Landschap

Echte meeldauw (microsphaera alphitoides) [Microsphaera penicillata]

Echte meeldauwsoorten zijn een groep van obligate parasieten (hebben een levende planten nodig om te overleven) en zijn waardplant specifiek. Deze schimmels zijn te herkennen aan de poederachtige witte waas of wit/grijzige vlekken die voornamelijk boven op de bladeren aanwezig zijn. Deze vlekken zijn gemakkelijk van het blad af te vegen. Meeldauwsporen hebben geen vloeibaar water nodig om te kiemen. Een relatief vochtige omgeving van meestal 50% of hoger in combinatie met warm weer is vaak voldoende om de schimmel een kans te geven zich te ontwikkelen. Echte meeldauw wordt verspreid via de wind, regen of zelf kleding.

Eikenmeeldauw

De echte meeldauw van eik is Microsphaera alphitoides oftewel Erysiphe alphitoides.

Levenswijze

Naast zomer- en wintereik kan deze schimmel ook beuk, witte paardenkastanje en tamme kastanje infecteren .In de herfst worden chasmothecia op het blad (bruien of zwarte puntjes van 0,1-0,2 mm groot) gevormd.

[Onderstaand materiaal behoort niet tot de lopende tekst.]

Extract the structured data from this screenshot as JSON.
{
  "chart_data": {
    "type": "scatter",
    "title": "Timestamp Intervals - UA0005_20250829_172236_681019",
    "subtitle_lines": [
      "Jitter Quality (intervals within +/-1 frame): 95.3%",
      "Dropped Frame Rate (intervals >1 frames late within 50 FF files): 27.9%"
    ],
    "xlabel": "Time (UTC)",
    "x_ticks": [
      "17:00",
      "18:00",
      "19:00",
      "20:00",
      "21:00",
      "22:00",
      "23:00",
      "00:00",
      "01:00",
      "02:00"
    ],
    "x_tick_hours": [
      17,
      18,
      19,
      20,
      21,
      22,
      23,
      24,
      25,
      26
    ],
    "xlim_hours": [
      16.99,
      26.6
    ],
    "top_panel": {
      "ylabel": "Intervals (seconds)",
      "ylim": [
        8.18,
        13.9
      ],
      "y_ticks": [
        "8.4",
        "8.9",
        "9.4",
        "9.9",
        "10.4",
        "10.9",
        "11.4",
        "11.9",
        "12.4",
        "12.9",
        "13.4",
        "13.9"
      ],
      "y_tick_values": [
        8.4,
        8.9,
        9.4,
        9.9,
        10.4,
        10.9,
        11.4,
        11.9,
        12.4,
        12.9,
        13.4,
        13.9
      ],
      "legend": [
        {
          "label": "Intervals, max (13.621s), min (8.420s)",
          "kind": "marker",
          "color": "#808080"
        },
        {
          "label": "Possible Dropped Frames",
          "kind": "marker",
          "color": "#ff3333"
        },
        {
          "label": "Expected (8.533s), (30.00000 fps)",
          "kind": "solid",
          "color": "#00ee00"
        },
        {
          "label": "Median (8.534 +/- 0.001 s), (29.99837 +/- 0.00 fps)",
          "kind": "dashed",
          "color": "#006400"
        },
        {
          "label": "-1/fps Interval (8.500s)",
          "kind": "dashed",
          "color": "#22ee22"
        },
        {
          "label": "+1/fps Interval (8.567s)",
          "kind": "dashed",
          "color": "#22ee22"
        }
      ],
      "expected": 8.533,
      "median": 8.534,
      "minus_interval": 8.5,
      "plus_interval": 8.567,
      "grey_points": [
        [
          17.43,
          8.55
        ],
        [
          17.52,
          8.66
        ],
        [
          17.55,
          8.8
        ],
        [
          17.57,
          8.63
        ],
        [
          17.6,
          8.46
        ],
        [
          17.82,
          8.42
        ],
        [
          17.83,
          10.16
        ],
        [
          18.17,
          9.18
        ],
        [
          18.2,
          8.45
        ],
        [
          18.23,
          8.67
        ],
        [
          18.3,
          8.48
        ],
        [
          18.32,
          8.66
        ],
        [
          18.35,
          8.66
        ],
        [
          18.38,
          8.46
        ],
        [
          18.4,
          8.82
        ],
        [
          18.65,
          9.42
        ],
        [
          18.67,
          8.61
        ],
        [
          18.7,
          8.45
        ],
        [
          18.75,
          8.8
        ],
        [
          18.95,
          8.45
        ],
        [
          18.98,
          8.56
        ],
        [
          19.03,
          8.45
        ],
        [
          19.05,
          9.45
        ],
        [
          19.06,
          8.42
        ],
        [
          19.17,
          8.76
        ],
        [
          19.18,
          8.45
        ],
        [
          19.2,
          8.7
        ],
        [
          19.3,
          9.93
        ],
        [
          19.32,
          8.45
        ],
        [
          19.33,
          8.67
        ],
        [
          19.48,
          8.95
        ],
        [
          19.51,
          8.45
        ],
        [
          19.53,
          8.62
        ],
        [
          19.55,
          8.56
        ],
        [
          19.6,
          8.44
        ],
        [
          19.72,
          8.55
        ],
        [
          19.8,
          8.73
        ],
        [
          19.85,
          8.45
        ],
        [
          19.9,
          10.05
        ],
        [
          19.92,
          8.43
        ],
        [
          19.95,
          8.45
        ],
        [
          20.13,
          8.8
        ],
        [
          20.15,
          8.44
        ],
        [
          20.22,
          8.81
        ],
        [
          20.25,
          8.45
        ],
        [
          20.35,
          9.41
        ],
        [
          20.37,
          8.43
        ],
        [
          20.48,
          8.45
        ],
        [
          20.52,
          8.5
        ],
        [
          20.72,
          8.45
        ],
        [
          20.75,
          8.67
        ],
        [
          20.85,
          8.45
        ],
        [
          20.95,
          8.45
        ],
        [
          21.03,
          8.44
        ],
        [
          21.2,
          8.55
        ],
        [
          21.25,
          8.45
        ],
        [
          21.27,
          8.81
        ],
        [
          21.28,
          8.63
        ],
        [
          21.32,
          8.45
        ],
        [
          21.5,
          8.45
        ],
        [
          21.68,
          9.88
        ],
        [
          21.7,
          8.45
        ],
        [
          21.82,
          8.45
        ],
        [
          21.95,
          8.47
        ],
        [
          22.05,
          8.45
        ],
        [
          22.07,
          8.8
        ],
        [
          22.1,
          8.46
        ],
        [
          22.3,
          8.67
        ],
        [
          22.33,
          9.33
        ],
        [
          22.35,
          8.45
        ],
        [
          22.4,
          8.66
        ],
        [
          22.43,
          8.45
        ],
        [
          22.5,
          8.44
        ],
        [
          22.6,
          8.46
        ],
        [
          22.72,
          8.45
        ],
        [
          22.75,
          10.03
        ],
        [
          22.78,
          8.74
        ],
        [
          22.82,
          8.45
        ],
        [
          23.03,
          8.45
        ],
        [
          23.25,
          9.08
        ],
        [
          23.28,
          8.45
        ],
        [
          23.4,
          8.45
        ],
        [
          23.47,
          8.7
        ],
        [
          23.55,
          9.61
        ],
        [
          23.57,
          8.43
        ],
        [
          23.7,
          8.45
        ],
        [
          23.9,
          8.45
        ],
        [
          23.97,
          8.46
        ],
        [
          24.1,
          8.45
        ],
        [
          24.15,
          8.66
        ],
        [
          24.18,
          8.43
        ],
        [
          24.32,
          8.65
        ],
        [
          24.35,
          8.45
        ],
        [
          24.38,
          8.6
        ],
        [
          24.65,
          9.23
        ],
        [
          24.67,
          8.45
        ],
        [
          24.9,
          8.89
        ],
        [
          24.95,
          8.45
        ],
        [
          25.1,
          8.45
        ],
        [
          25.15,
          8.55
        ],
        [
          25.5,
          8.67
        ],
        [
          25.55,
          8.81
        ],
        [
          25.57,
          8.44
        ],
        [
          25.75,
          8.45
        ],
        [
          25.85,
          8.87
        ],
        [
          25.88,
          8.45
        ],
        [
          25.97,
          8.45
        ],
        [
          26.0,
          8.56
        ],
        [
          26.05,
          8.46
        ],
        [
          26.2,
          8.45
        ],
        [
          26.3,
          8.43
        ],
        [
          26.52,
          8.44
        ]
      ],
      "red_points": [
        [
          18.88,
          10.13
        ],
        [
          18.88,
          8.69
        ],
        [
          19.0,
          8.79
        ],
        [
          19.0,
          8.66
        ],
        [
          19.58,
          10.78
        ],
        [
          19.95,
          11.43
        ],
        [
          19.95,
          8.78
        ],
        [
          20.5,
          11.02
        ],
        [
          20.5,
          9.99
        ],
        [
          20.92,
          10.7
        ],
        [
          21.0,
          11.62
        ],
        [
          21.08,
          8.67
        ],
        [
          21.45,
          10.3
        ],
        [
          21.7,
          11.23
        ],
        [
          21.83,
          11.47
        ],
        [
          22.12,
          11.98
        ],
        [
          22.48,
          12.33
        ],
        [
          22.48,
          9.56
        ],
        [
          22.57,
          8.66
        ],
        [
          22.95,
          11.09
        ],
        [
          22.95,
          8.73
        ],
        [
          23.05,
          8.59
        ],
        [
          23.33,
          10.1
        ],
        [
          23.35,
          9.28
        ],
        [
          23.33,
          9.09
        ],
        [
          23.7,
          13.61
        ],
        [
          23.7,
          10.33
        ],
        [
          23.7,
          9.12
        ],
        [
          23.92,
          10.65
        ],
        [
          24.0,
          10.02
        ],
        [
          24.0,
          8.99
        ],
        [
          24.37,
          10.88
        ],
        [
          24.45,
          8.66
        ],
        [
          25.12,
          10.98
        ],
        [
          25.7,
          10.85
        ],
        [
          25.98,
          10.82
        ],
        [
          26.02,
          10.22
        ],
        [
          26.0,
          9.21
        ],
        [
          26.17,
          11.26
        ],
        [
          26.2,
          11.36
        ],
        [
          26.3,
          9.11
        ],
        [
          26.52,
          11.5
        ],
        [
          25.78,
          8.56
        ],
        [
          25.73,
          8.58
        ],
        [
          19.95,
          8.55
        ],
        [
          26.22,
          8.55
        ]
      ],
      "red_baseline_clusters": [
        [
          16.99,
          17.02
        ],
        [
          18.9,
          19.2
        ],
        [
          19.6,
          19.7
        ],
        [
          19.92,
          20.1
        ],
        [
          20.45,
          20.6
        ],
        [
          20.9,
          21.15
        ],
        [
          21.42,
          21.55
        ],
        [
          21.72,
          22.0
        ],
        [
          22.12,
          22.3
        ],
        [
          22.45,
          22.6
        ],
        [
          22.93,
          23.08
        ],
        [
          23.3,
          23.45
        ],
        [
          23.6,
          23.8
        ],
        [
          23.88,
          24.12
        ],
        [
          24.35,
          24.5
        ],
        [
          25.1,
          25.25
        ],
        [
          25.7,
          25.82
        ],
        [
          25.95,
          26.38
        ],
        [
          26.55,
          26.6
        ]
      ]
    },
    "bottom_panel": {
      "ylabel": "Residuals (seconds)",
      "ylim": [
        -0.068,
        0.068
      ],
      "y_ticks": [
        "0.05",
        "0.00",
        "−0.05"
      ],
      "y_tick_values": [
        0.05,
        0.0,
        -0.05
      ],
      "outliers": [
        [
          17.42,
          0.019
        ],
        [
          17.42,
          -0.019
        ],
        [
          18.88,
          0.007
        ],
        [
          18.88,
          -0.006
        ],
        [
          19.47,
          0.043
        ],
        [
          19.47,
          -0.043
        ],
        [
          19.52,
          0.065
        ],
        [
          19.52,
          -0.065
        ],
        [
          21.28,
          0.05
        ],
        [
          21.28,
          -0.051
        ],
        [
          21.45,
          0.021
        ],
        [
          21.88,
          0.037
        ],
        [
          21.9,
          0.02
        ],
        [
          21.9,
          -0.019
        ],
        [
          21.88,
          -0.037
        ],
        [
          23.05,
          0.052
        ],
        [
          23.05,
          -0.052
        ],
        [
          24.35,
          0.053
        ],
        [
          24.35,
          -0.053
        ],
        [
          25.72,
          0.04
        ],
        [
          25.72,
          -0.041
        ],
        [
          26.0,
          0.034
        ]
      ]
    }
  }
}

Vandaar verspreiden de ascosporen zich om de knopschubben van de bomen te infecteren. sporen daaruit verspreiden zich in het najaar waar ze de knopschubben van de bomen infecteren De schimmel overwintert meestal als mycelium in deze knobschubben. In het voorjaar worden de nieuw gevormde plantendelen vanuit deze knobschubben door conidien geïnfecteerd. Juist bij droge en zonnige weersomstandigheden worden er veel sporen gevormd. Deze schimmel kan bladeren infecteren bij temperaturen van 5-35 °C met een optimale temperatuur van 25 °C, de relatieve luchtvochtigheid voor kieming van de sporen varieert van 10-100% met een optimum van 90%.

Symptomen

Bij het begin van de aantasting ontstaan kaneelkleurig vlekken op de bladeren die zich snel uitbreiden. Vervolgens bedekt een wit mycelium het blad en worden er grote conidien gevormd die voor verdere verspreiding kunnen zorgen. Uiteindelijk rolt het blad in elkaar, wordt het bruin en valt vroegtijdig van de boom af.

Schade

Eikenmeeldauw komt voornamelijk voor op zaailingen en jonge bomen. De aantasting van de eikenmeeldauwschimmel bevindt zich vooral op de uiteinden van de twijgen op de jonge bladeren. De bladeren zijn aan boven- en onderzijde met een witte laag bedekt.